Yes you're modeling it wrong. Gravity is an attractive force, so if the mass is at r = 0, and r is nonnegative, then the gravity force should point towards zero, i.e. negative.

$$ - \frac{GMm}{r^2} = m\ddot r$$

(This assumes $m\ll M$ so we don't need to consider reduced mass. See the other answers for the more general case.)

But now Alpha even refuses to solve it. That's fine, because Mathematica can't solve many things. The usual approach is to notice that

$$ \frac{d^2r}{dt^2} = \frac{dv}{dt} = \frac{dv}{dr}\frac{dr}{dt} = v \frac{dv}{dr} $$

to convert that 2nd-order ODE to a 1st-order ODE:

$$ -GM \frac{dr}{r^2} = v \,dv $$

This gives the solution v(r).

$$ \frac{GM}r + \text{constant} = \frac{v^2}2 \qquad (*) $$

But recall $v = dr/dt$. So we have another 1st-order ODE to solve, which gives r(t). The solution should look like that “hell of answer” because of the square root.

 

Note: If you rearrange the terms you should see that Equation (*) is just conservation of energy.

Answer 2

The correct differential equation is: $$ - \frac{G M m}{r^2} = \mu \ddot r $$ where $ \mu = \frac{M m}{M+m} $ is the reduced mass.

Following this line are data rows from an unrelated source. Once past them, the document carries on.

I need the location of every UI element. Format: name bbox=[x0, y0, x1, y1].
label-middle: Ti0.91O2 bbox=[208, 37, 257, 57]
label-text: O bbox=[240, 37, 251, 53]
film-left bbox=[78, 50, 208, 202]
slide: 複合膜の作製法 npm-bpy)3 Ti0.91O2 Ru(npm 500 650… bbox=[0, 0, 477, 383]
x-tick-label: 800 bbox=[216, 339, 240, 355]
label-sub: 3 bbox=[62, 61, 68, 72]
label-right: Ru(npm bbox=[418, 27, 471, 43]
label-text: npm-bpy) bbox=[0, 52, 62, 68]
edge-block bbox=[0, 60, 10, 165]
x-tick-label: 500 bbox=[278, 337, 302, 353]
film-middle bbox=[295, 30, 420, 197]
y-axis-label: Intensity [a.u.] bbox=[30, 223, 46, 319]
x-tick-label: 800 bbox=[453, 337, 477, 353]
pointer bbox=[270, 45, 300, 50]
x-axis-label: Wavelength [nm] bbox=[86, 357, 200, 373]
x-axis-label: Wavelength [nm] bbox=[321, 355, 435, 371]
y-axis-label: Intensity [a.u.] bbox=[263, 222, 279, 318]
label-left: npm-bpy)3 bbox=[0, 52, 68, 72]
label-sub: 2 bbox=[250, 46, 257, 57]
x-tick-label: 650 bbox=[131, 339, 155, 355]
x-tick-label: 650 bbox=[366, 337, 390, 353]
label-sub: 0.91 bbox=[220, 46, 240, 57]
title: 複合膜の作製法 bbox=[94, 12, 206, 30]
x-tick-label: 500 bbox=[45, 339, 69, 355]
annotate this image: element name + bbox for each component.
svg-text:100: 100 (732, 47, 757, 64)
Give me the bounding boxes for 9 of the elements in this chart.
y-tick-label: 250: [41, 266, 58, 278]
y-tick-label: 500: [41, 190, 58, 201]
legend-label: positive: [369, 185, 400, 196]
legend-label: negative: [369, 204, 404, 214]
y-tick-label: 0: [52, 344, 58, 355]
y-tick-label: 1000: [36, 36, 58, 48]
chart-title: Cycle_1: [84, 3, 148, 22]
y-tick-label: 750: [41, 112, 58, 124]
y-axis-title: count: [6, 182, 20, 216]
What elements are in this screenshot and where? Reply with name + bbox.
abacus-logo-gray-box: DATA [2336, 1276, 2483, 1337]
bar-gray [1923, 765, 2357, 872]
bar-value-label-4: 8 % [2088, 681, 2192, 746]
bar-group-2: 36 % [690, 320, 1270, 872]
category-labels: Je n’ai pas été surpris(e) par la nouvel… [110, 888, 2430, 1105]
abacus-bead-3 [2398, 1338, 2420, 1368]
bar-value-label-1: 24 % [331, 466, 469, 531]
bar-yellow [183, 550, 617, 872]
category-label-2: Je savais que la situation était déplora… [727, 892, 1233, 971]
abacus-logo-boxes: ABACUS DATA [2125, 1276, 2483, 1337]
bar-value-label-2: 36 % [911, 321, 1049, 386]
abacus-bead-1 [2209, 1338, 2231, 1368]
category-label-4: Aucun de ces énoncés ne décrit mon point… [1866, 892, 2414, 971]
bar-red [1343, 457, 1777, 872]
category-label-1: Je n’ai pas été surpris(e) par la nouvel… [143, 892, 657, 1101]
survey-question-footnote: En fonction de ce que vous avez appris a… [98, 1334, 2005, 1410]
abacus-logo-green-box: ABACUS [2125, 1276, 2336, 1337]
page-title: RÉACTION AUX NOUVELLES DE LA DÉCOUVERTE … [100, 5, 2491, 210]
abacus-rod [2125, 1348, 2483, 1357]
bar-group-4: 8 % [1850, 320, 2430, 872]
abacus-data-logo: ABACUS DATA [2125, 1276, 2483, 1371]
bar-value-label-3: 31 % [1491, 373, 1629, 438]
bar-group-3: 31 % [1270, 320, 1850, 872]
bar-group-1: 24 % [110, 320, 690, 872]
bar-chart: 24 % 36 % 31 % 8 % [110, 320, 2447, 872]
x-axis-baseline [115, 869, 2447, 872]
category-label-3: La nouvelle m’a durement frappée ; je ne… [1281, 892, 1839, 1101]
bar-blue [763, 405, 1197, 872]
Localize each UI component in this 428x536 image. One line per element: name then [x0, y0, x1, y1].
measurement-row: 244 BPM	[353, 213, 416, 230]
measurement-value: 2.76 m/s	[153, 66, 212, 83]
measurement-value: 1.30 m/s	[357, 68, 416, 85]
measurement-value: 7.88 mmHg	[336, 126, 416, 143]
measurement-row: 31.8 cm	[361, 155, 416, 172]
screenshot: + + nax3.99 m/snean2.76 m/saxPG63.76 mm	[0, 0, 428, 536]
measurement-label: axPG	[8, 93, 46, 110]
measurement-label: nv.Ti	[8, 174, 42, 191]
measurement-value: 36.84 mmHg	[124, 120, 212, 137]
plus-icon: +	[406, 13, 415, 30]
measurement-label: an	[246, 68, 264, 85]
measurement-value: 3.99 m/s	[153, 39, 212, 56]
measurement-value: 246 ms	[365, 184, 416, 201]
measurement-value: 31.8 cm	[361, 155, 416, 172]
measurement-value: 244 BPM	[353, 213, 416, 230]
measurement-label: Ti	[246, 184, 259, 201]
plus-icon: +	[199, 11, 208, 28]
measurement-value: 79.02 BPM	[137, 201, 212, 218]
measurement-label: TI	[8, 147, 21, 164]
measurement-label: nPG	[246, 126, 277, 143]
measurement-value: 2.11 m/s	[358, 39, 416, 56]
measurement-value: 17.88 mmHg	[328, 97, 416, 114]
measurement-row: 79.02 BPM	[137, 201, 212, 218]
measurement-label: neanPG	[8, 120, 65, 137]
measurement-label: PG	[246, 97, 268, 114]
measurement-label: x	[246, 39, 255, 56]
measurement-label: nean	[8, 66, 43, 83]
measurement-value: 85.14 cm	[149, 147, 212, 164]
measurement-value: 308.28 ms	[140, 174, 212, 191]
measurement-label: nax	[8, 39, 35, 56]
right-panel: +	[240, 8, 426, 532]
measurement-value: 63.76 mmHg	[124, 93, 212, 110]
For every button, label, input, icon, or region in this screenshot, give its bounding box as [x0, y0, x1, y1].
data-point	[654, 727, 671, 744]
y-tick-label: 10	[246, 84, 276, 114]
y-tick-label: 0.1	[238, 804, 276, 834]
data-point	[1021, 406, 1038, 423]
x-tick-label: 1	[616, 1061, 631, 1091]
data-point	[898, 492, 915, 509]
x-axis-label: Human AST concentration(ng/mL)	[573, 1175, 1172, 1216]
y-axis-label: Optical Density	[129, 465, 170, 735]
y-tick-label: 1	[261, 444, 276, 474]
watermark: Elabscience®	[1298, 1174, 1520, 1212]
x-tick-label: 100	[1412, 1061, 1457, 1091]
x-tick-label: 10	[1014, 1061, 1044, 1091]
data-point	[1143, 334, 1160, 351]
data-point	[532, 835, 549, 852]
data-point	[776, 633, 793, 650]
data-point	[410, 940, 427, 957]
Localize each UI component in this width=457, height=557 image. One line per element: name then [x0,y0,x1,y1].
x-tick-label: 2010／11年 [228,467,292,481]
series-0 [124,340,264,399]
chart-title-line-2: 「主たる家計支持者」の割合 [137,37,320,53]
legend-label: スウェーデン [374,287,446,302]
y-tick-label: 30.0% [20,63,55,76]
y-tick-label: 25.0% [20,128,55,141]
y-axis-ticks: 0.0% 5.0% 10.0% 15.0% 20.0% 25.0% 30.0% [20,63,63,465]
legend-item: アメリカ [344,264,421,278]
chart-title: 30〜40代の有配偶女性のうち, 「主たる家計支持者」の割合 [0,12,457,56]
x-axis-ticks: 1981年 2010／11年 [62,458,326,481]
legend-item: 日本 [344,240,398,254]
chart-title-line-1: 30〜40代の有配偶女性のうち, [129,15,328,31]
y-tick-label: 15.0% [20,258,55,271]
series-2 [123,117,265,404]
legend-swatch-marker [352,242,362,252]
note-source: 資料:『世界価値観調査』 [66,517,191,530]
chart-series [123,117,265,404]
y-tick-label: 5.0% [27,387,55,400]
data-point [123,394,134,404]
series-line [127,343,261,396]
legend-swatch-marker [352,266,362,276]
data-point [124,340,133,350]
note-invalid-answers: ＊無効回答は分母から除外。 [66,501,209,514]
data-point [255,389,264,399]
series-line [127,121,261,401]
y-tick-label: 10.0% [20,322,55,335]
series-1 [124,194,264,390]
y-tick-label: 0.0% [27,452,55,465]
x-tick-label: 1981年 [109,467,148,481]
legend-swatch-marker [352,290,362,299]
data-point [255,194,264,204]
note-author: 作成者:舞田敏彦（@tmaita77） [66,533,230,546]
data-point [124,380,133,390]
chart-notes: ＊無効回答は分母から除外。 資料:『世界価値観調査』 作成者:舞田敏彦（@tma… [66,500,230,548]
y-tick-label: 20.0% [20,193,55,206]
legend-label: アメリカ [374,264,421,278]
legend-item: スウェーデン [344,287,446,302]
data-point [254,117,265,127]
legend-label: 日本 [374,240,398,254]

This can be simplified by dividing by $\mu$ $$ - \frac{G(M+m)}{r^2} =\ddot r $$

The problem can be further simplified by setting: $ G(M+m) $ equal to a constant, usually 1/2. $$ - \frac{1}{2} = r^2 \ddot r $$

This is a 2nd order quasilinear nonhomogenous ordinary differential equation. This equation is ill-formed, it does not have a unique solution. Adding initial or boundary conditions will lead to a unique particular solution.

Like the more general Kepler orbits, radial orbits can also be classified as elliptic, parabolic, or hyperbolic, corresponding to three forms of the particular solutions.

In the parabolic case, setting $ G(M+m) = 2/9 $, with initial conditions $ r(1)=1, \ \dot r(1)=2/3 \ $ leads to a simple solution:$$ t = r^{3/2} $$

In the elliptic case, setting $ G(M+m) = 1/2 $, with initial conditions $ r(\pi/2)=1, \ \dot r(\pi/2)=0 \ $, the particular solution is: $$ t = \arcsin(\sqrt{r})-\sqrt{r(1-r)} $$

In the hyperbolic case, setting $ G(M+m) = 1/2 $, with initial conditions $ t_0 = \sqrt{2}-\operatorname{arcsinh}(1)$, $ r(t_0)=1 $, $ \dot r(t_0)=\sqrt{2} $, the particular solution is:$$ t = \sqrt{r(1+r)} - \operatorname{arcsinh}(\sqrt{r}) $$

Answer 3

I think you are doing it all wrong. Your Newtonian gravitational force equation looks wrong to me in spherical coordinates.

Here's a different approach using Lagrangian and Hamiltonian approach. The solution is

$$\dfrac{\mathrm dr}{\mathrm dt}=\sqrt{\dfrac{2E}\mu-\dfrac{p_\phi^2}{\mu^2}\dfrac1{r^2}-\dfrac{2V(r)}\mu}$$

Where

$$ V(r) = -\frac1r $$

Answer 4

If you model gravity correctly, that is with negative acceleration, the answer to this is very simple: is just the "CUBIC ROOT OF t SQUARED", up to suitable constants.

This solution describes Motion with Parabolic Velocity ( ie. zero speed at infinity ), the other two speeds are given by the general solution.